Owe beralih menatap adiknya. Lalu menggerakkan tangannya. Menirukan gaya seseorang yang sedang menulis. Si kembar mengangguk. Paham maksudnya. Owe butuh pena dan kertas.

Owe kemudian menulis, “Apa yang terjadi?”. Dokter yang tiba satu menit yang lalu menjelaskan dengan hati-hati.

Ya Allah. Owe sama sekali tidak bersedih. Ia hanya ingin tersenyum, ya Allah. Sekali saja.

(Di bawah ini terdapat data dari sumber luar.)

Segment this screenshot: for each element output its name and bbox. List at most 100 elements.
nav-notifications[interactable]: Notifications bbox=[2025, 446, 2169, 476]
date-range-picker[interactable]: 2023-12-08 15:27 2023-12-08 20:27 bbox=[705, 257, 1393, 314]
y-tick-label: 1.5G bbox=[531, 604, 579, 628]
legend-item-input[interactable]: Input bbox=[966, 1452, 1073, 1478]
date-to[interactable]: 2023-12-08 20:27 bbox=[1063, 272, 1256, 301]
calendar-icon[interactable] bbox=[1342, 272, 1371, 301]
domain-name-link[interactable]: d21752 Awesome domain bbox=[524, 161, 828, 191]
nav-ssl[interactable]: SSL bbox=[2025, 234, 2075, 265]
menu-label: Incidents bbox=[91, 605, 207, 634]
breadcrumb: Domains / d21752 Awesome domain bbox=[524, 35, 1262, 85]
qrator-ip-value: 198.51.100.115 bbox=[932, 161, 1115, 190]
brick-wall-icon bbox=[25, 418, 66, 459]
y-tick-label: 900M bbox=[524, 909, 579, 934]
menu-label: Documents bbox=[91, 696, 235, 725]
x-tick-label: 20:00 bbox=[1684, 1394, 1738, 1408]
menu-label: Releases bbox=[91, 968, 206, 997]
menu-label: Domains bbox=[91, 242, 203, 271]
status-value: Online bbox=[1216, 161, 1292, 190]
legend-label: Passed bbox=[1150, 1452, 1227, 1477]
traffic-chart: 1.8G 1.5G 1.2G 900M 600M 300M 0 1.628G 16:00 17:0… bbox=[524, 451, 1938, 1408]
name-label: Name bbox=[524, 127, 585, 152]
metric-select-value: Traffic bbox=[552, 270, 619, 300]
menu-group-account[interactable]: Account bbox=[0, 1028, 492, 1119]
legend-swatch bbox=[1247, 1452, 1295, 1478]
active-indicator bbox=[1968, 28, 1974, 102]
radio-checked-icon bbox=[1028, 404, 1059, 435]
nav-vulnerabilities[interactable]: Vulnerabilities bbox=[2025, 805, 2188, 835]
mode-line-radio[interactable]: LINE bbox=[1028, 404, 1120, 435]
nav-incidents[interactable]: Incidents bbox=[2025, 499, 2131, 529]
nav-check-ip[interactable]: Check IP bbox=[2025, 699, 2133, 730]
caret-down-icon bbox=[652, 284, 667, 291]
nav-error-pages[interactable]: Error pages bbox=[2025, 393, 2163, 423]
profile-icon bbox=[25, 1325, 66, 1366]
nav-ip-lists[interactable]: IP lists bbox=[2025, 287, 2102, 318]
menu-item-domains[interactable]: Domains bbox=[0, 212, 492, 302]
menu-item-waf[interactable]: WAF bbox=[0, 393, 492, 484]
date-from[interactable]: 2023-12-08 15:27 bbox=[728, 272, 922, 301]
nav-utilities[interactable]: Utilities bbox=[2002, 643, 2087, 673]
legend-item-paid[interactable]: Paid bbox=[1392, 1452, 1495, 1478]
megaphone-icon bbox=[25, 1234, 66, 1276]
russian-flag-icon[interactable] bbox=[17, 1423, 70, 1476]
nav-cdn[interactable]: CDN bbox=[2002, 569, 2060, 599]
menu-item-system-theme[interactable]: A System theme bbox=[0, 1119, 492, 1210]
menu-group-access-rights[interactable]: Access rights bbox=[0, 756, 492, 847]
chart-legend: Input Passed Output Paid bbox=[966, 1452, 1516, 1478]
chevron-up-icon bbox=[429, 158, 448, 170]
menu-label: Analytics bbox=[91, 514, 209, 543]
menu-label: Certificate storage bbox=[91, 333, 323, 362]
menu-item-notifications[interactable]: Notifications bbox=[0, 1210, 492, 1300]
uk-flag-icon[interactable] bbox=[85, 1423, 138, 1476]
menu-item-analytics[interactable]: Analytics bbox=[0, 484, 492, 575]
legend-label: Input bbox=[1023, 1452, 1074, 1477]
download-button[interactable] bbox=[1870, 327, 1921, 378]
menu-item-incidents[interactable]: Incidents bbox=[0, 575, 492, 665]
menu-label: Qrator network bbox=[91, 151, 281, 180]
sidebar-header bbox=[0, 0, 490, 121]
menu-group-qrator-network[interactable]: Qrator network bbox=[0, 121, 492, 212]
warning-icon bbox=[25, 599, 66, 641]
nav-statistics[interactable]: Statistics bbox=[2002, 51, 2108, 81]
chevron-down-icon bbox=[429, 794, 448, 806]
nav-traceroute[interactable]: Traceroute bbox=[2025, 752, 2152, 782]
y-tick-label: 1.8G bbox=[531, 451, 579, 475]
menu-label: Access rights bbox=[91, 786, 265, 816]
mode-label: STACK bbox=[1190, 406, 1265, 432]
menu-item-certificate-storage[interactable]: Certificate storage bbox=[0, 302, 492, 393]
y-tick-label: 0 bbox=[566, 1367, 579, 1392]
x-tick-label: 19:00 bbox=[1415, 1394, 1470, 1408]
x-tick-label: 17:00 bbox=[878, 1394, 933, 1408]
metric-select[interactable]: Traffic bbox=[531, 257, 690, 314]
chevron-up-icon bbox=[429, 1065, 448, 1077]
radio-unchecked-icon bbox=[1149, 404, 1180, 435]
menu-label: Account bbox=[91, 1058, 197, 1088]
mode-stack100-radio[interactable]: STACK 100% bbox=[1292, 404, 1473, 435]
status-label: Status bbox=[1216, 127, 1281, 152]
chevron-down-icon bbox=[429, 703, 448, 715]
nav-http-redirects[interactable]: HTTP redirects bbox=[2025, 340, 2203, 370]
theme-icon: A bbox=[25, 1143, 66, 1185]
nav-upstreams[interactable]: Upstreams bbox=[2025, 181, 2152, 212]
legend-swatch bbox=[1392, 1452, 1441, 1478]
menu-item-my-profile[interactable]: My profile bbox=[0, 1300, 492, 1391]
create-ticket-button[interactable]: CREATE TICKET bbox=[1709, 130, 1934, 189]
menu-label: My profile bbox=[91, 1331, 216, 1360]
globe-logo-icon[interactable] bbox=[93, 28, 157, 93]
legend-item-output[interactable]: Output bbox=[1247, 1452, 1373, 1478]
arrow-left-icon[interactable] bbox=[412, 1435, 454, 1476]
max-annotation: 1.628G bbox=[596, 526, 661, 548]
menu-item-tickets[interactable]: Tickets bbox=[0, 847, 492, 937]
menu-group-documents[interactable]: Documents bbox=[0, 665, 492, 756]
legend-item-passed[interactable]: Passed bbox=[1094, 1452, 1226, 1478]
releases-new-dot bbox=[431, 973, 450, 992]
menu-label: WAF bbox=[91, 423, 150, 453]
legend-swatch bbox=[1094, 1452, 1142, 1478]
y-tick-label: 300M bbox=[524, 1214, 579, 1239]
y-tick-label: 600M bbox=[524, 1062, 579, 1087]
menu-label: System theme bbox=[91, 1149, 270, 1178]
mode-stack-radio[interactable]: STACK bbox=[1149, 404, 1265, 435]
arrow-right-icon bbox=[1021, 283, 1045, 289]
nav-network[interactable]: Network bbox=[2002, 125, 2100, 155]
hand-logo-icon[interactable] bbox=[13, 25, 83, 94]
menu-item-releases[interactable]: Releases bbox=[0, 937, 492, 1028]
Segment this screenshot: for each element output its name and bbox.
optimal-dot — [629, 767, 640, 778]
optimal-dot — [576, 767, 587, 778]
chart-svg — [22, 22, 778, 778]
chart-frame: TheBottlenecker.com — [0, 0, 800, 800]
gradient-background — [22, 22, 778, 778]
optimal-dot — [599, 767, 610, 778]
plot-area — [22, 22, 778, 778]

Tiga hari berikutnya, Owe akhirnya bisa tersenyum. Ya Allah, lihatlah. Owe terlihat begitu bahagia. Ia juga sudah pandai menggunakan bahasa isyarat. Bisa corat coret buku catatan. Juga sudah bisa duduk.

Satu bulan berlalu lagi.

Saat tamunya asyik mengobrol satu sama lain, Owe diam-diam selfie dan langsung mengunggah fotonya di facebook. Dalam description fotonya, ia menulis :
“Hai, aku bosan di rumah sakit. Tapi aku berusaha tersenyum. Dan memperbanyak tidur. Biar hari ini cepat berlalu. Aku kangen makan lewat mulut. Jaga kesehatan ya semua. Semoga kalian dalam lindungan Allah”
Sebenarnya Owe juga diam-diam berusaha menambah hafalan Qur’annya. Meski tidak bisa berbicara. Bagi Owe, ada rasa senang tersendiri saat ia menambah hafalannya. Juga saat murojaah tanpa suara.

Namun, foto yang baru saja diunggahnya itu ternyata kiriman terakhir. Owe meninggal, lima menit kemudian.

Ya Allah, mengapa secepat itu Engkau mengambilnya. Ya Robbi, bukankah dia sudah bisa tersenyum, dan bahkan sudah mulai bercanda? Ya Allah, bukankah Owe akan segera menikah?

Inilah takdir Allah. Takdir yang pasti semua orang akan mengalaminya. Tidak bisa dibantah. Maka, setelah kepergian Owe, ramai media meliputnya. Baik dari media lokal maupun nasional. Kisahnya membuat banyak orang terinspirasi. Bahkan ratusan orang mengaku berhenti merokok karena kisahnya.

Dua bulan setelah kepergiannya, nama Owe kembali menjadi buah bibir. Owe memang telah pergi, tapi ia meninggalkan sesuatu yang sangat berharga. Selama ia dirawat di rumah sakit, ia menulis kisah hidupnya di buku catatannya. Yang kemudian, ketua kelompok mengajinya mengusulkan untuk dibukukan. 
Owe memang telah pergi, tapi lewat bukunya berjudul “Aku dan Rokok”, ia tetap hidup. Tetap akan dikenang sepanjang masa.